Quote Originally Posted by PaulCoonan View Post
Nice to have an intelligent conversation in this matter, for a change.

As a programmer, it is impossible to police all sites as a traffic exchange owner. There are so many ways to get around security checks that is makes it impossible. People are now finding ways to get hidden metal through the $100,000 body scanners at airports. As security increases, the vulnerabilities do as well. Those vulnerabilities get found.

As a programmer I could, if I wanted to, get any porn site approved in most all traffic exchanges. When the site is being approved, the script or actual person checking the site would not see the real site. It is totally impossible to police like some people wish it could be.

Sometimes I think people just wish they had an easy way to see only sites that were real business opportunities so they would never fall prey and they could actually get rich at the touch of button that was real. It is not the legal responsibility of the advertising mediums to protect people from products or services being advertised in their network. I can't sue a tv network over a product they advertised that did not work as expected.

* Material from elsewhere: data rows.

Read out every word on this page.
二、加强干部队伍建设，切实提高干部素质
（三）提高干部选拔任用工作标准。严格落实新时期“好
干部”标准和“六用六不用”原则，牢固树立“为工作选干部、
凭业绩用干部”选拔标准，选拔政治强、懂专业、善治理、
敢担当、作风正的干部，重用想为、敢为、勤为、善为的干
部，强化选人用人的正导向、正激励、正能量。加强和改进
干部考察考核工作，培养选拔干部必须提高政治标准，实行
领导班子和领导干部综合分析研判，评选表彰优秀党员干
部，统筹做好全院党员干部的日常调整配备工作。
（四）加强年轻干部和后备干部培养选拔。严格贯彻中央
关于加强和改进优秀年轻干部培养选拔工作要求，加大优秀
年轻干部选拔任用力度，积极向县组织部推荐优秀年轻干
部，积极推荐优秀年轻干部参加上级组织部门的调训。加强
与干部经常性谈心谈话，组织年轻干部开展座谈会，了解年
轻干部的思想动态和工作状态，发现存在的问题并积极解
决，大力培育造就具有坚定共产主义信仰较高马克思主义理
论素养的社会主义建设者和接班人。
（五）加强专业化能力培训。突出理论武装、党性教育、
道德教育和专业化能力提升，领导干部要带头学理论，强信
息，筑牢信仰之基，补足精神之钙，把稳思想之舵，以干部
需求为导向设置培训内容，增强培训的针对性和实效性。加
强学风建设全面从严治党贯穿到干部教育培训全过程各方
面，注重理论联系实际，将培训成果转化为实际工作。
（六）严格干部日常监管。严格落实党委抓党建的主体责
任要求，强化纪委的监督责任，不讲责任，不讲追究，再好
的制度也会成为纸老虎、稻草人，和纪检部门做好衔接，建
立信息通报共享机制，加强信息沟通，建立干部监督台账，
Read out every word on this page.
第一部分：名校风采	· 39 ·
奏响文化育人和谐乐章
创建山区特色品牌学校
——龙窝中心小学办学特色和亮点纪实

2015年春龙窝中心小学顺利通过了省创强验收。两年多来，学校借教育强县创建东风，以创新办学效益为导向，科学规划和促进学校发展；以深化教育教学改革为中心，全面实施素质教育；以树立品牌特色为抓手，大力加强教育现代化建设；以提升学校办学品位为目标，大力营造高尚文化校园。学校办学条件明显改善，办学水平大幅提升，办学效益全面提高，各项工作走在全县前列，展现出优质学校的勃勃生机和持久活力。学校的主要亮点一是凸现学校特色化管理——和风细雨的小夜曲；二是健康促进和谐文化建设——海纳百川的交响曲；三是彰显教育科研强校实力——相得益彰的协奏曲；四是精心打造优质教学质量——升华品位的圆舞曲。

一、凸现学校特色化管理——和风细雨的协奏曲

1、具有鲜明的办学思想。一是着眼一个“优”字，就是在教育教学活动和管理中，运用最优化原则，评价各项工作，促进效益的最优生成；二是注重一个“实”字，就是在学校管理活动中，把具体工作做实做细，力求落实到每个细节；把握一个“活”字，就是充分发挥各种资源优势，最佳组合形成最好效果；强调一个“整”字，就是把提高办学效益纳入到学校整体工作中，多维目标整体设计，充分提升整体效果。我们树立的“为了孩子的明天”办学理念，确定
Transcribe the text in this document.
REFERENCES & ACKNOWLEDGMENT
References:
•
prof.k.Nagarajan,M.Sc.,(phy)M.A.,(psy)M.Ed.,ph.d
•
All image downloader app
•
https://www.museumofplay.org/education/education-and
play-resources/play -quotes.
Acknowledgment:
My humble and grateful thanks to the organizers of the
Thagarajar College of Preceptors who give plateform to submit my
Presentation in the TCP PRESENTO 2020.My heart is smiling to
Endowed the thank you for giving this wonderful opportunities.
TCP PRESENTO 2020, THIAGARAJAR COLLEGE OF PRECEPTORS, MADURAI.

Those who fall prey, more times than not, have just not learned what to look out for, or did not listen to those who know better, and have no business trying to make a living online. Education is the key and the only solution.

As a former and once well known internet scam reporter, good luck and choose you battles wisely.

Here is a very simple question regarding your "enabling theory." If a city cannot rid itself of all prostitution and drug dealers, does that city become an enabler?
Sorry Paul, the CANNOT control the content arguement doesn't wash for me. OK you can never get rid of the hard core scammers who are smart enough to change their splash pages, but you can get rid of 95% and you can keep a more watchful eye on what goes on. It may well be time consuming or difficult, but that does not make it impossible. Throwing one's hands in the air and saying "it's too difficult" is not an argument when TEs are for profit businesses.

And as for your comparison with cities and crime - the short answer is when a city does NOT make real attempts to clean up its streets, then it must take some of the responsibility for what goes on in them. It is untrue that good policing and clean ups do not work. Many cities have cleaned up whole areas of petty crime by trying. Noone is saying that that the hard core do not find other places, but it has certainly been effective on chasing out the indians. Policed areas have better safety records than those which are neglected and left to get on with it.

Once again - yes the hard core will always be around, but proper control can get rid of one heck of a lot of trouble. It's a question of resources and whether or not you are willing to use them.